Monsieur le président, monsieur le secrétaire d'État, mes chers collègues, il nous appartient aujourd'hui de nous prononcer définitivement sur le projet de loi relatif à l’entrepreneur individuel à responsabilité limitée.
Ce projet de loi était très attendu. Il concerne en effet trois millions de femmes et d’hommes – artisans, commerçants et exploitants agricoles – qui créent des emplois et des richesses et font vivre nos territoires, ruraux en particulier.
Ce projet de loi était aussi attendu par nombre de nos concitoyens. Je pense notamment aux chômeurs âgés de quarante-cinq ans ou cinquante ans qui, en cette période de crise, n’ont plus l’espoir de retrouver un travail, sauf à créer leur propre activité.
Je ne reviendrai pas sur la bonne intention qui sous-tend ce projet de loi, à savoir réformer le statut de l’entrepreneur individuel pour le protéger, lui et sa famille, des conséquences désastreuses d’une faillite. La création du statut de l’entrepreneur individuel à responsabilité limitée est une initiative louable, à laquelle on ne peut qu’adhérer, puisqu’elle vise à mettre fin au principe d’unicité du patrimoine des entrepreneurs en nom propre. Ce principe, énoncé à l’article 2284 du code civil, a en effet pour conséquence de rendre l’entrepreneur responsable sur l’ensemble de ses biens, y compris sur son patrimoine personnel.
Cette réforme, beaucoup d’entrepreneurs individuels l’attendaient depuis plus de trente ans. Pendant toutes ces années, les mesures se sont succédé – je pense à la création de l’entreprise unipersonnelle à responsabilité limitée ou à la déclaration d’insaisissabilité de la résidence personnelle de l’entrepreneur –, mais, à l’évidence, aucune n’a donné pleinement satisfaction.

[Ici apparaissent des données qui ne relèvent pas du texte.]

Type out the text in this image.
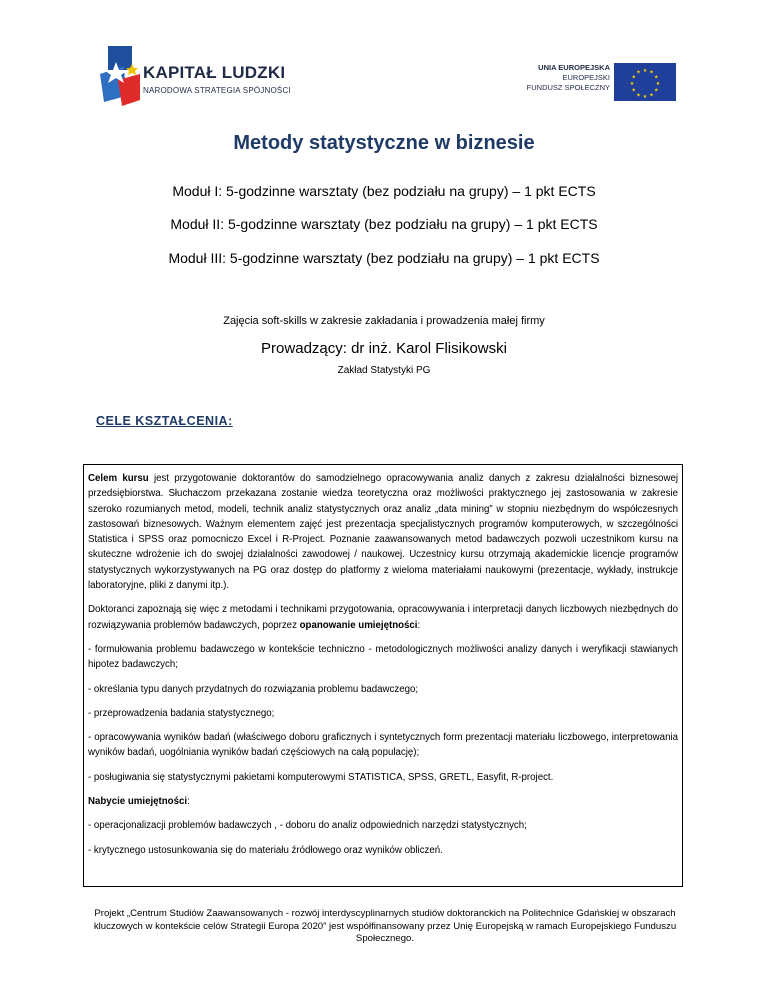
KAPITAŁ LUDZKI
NARODOWA STRATEGIA SPÓJNOŚCI
UNIA EUROPEJSKA
EUROPEJSKI
FUNDUSZ SPOŁECZNY
★ ★
★
★
★
★
★
★
★
★
★
★
Metody statystyczne w biznesie
Moduł I: 5-godzinne warsztaty (bez podziału na grupy) – 1 pkt ECTS
Moduł II: 5-godzinne warsztaty (bez podziału na grupy) – 1 pkt ECTS
Moduł III: 5-godzinne warsztaty (bez podziału na grupy) – 1 pkt ECTS
Zajęcia soft-skills w zakresie zakładania i prowadzenia małej firmy
Prowadzący: dr inż. Karol Flisikowski
Zakład Statystyki PG
CELE KSZTAŁCENIA:

Celem kursu jest przygotowanie doktorantów do samodzielnego opracowywania analiz danych z zakresu działalności biznesowej przedsiębiorstwa. Słuchaczom przekazana zostanie wiedza teoretyczna oraz możliwości praktycznego jej zastosowania w zakresie szeroko rozumianych metod, modeli, technik analiz statystycznych oraz analiz „data mining” w stopniu niezbędnym do współczesnych zastosowań biznesowych. Ważnym elementem zajęć jest prezentacja specjalistycznych programów komputerowych, w szczególności Statistica i SPSS oraz pomocniczo Excel i R-Project. Poznanie zaawansowanych metod badawczych pozwoli uczestnikom kursu na skuteczne wdrożenie ich do swojej działalności zawodowej / naukowej. Uczestnicy kursu otrzymają akademickie licencje programów statystycznych wykorzystywanych na PG oraz dostęp do platformy z wieloma materiałami naukowymi (prezentacje, wykłady, instrukcje laboratoryjne, pliki z danymi itp.).

Doktoranci zapoznają się więc z metodami i technikami przygotowania, opracowywania i interpretacji danych liczbowych niezbędnych do rozwiązywania problemów badawczych, poprzez opanowanie umiejętności:

- formułowania problemu badawczego w kontekście techniczno - metodologicznych możliwości analizy danych i weryfikacji stawianych hipotez badawczych;

- określania typu danych przydatnych do rozwiązania problemu badawczego;

- przeprowadzenia badania statystycznego;

- opracowywania wyników badań (właściwego doboru graficznych i syntetycznych form prezentacji materiału liczbowego, interpretowania wyników badań, uogólniania wyników badań częściowych na całą populację);

- posługiwania się statystycznymi pakietami komputerowymi STATISTICA, SPSS, GRETL, Easyfit, R-project.

Nabycie umiejętności:

- operacjonalizacji problemów badawczych , - doboru do analiz odpowiednich narzędzi statystycznych;

- krytycznego ustosunkowania się do materiału źródłowego oraz wyników obliczeń.

Projekt „Centrum Studiów Zaawansowanych - rozwój interdyscyplinarnych studiów doktoranckich na Politechnice Gdańskiej w obszarach kluczowych w kontekście celów Strategii Europa 2020” jest współfinansowany przez Unię Europejską w ramach Europejskiego Funduszu Społecznego.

Le texte adopté en commission mixte paritaire prévoit de limiter de manière significative le risque encouru par l’entrepreneur de voir ses biens propres ou sa maison saisis par ses créanciers professionnels. En réalité, rien n’a réellement été mis en place pour empêcher les détournements de l’esprit du texte qui, n’en doutons pas, ne manqueront pas de survenir dès l’entrée en vigueur des dispositions de cette loi.
En quoi l’existence d’un patrimoine affecté empêchera-t-elle les établissements de crédit d’exiger des sûretés réelles, constituées sur un bien du patrimoine personnel, pour garantir un emprunt nécessaire à la poursuite de l’activité et d’en faire la condition de l’obtention du prêt ? Nous n’avons pas non plus la certitude qu’après l’adoption de ce projet de loi les entrepreneurs individuels aient vraiment les moyens d’accéder au financement de leur activité sans mettre en péril les biens nécessaires à leur famille.
Pour l’heure, l’efficacité du projet de loi est soumise à une contrainte majeure. Ses conséquences sur la création d’entreprises pourraient être en pratique atténuées, puisqu’il se limite à aborder la question de la protection du patrimoine personnel en cas de faillite de l’entreprise.
Or, aujourd’hui, la problématique fondamentale des entrepreneurs individuels tient moins au remboursement des crédits en cas de faillite qu’à l’accès même aux prêts bancaires. En ce sens, l’affectation d’une partie du patrimoine à l’entreprise individuelle limite les garanties offertes aux banquiers dans le cadre de l’accès des entrepreneurs au crédit bancaire. Pour un euro prêté, il est fort possible qu’il leur soit toujours demandé un euro de caution, quelle que soit la configuration du patrimoine affecté.
J’attendais, je l’admets, un dispositif plus ambitieux en matière de crédit, car j’ai souvent fait, comme de nombreux élus, le constat terrible du rapport de force qui existe entre l’emprunteur et son banquier. Le texte aurait pu être l’occasion de proposer des mesures fortement correctrices, préventives et incitatives. Ce n’est malheureusement pas le cas.
Certes, la transformation de la structure d’OSEO, introduite dans le texte sur l’initiative de la commission de l'économie, du développement durable et de l’aménagement du territoire et de son rapporteur pour avis, et adoptée par la commission mixte paritaire, était nécessaire, et nous y sommes favorables. Toutefois, sur le principe, il est regrettable que ce soit une fois de plus l’argent public, détenu et géré par OSEO, qui serve à atténuer les contraintes fortes imposées par les banques dans l’accompagnement des entreprises individuelles. Une telle mesure ne remédiera pas à la situation actuelle.